Active volcanoes appear on the horizon across the Cook Inlet, the body of water running up to Anchorage. Ocean going freighters appear suddenly and silently in the harbor, awaiting pilots to guide them on a safe passage as they make their way to Anchorage. Alaska Marine Highway passenger ships come and go, ferrying adventurous travellers along the coastal waterways.
 Hundreds of fishing boats and brave crews based in Homer seek their fortune on the dangerous waters of the Alaskan Gulf, Aleutian Chain and Bering Sea. Private boats dot the Kachemak Bay waters during the summer to catch king salmon and halibut, weighing up to 90 pounds and over 400 pounds apiece, respectively. Fishing is a major attraction of the Fritz Creek/Homer/Kenai Peninsula area. Several fishing derbies/tournaments are held year round with prize money of $30,000 or more for the biggest fish! Numerous commercial charters are available in the surrounding area to take you after that monster king salmon or halibut! Along the way, you may have competition, as a hungry grizzly dines on a silver salmon.

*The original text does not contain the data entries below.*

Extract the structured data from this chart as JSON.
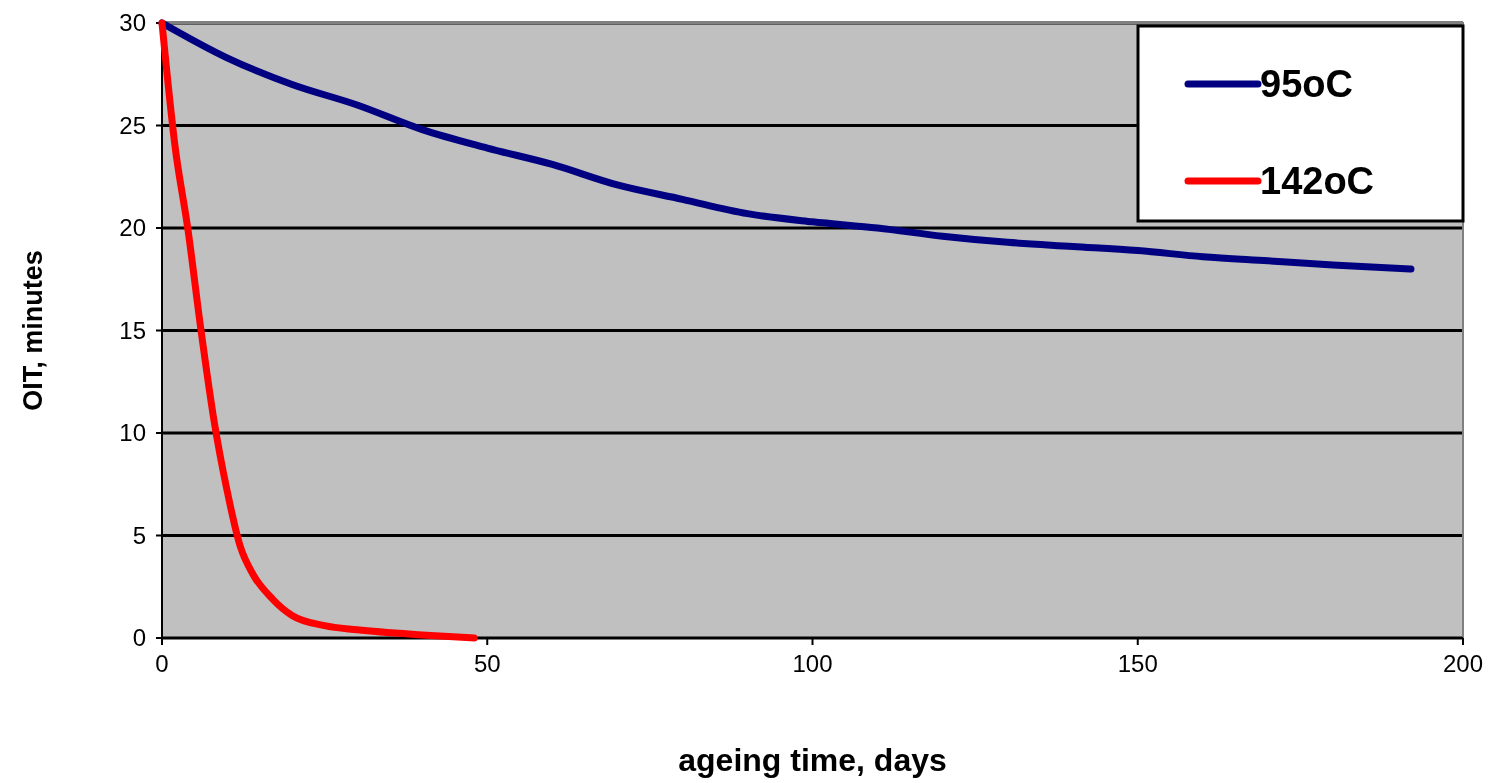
{
  "chart_data": {
    "type": "line",
    "xlabel": "ageing time, days",
    "ylabel": "OIT, minutes",
    "xlim": [
      0,
      200
    ],
    "xticks": [
      0,
      50,
      100,
      150,
      200
    ],
    "ylim": [
      0,
      30
    ],
    "yticks": [
      0,
      5,
      10,
      15,
      20,
      25,
      30
    ],
    "grid": "y",
    "legend": "top right",
    "marker": "none",
    "line_style": "solid",
    "series": [
      {
        "name": "95oC",
        "color": "#000080",
        "x": [
          0,
          10,
          20,
          30,
          40,
          50,
          60,
          70,
          80,
          90,
          100,
          110,
          120,
          130,
          140,
          150,
          160,
          170,
          180,
          192
        ],
        "values": [
          30,
          28.3,
          27,
          26,
          24.8,
          23.9,
          23.1,
          22.1,
          21.4,
          20.7,
          20.3,
          20,
          19.6,
          19.3,
          19.1,
          18.9,
          18.6,
          18.4,
          18.2,
          18
        ]
      },
      {
        "name": "142oC",
        "color": "#ff0000",
        "x": [
          0,
          2,
          4,
          6,
          8,
          10,
          12,
          14,
          17,
          20,
          25,
          30,
          40,
          48
        ],
        "values": [
          30,
          24,
          19.9,
          15,
          10.6,
          7.2,
          4.5,
          3.1,
          1.9,
          1.1,
          0.6,
          0.4,
          0.15,
          0
        ]
      }
    ]
  }
}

Temperatures in the "banana belt of Alaska" range from 80 degrees in the summer to -30 degrees in the winter (Fairbanks has the extremes of up to 100 degrees in the summer and -80 in the winter!) We also receive a lot of rain associated with our coastal climate. For those of us whose cisterns are filled with drinking water from the rain, we are thankful!
"There are strange things done in the midnight sun..." (with apologies to Robert Service, The Cremation of Sam McGee)...Here's a sure bet you can win with your "Cheechako" (newcomers to the Great Land) friends...if you throw a cup of water into the air at about -25 degrees, none of it will touch the ground...it makes a "hissing" sound that is hard to describe and turns to vapor forming a giant "steam cloud"...who says what goes up must come down! When warm air masses ("Chinook winds") sweep across the deeply frozen Alaskan wilderness causing temperatures to go from -40 to +40 degrees in a matter of minutes, trees explode with a thundering noise! You can't tell directions in the summer by looking at the sun...it goes in a circle overhead...if you don't know where you're going, any path will get you there.

 My home is located high on a mountainside overlooking Kachemak Bay, at about 1200 feet elevation. From the decks surrounding the house, you can't see anything man-made, just virgin forests, the shining waters of Kachemak Bay (graphics intensive, but worth it!) , and the magnificent splendor of the mountains in the distance.
The snows of winter can be challenging, but the northern lights warm the soul. I had unexpected company for breakfast the other day...I dined on Belgian waffles with wild raspberry sauce, while she munched contentedly on the tender, new plants emerging from the hillside...eventually, the young moose ambled off down the mountainside. A serendipitous pleasure of living in the Alaskan wilderness.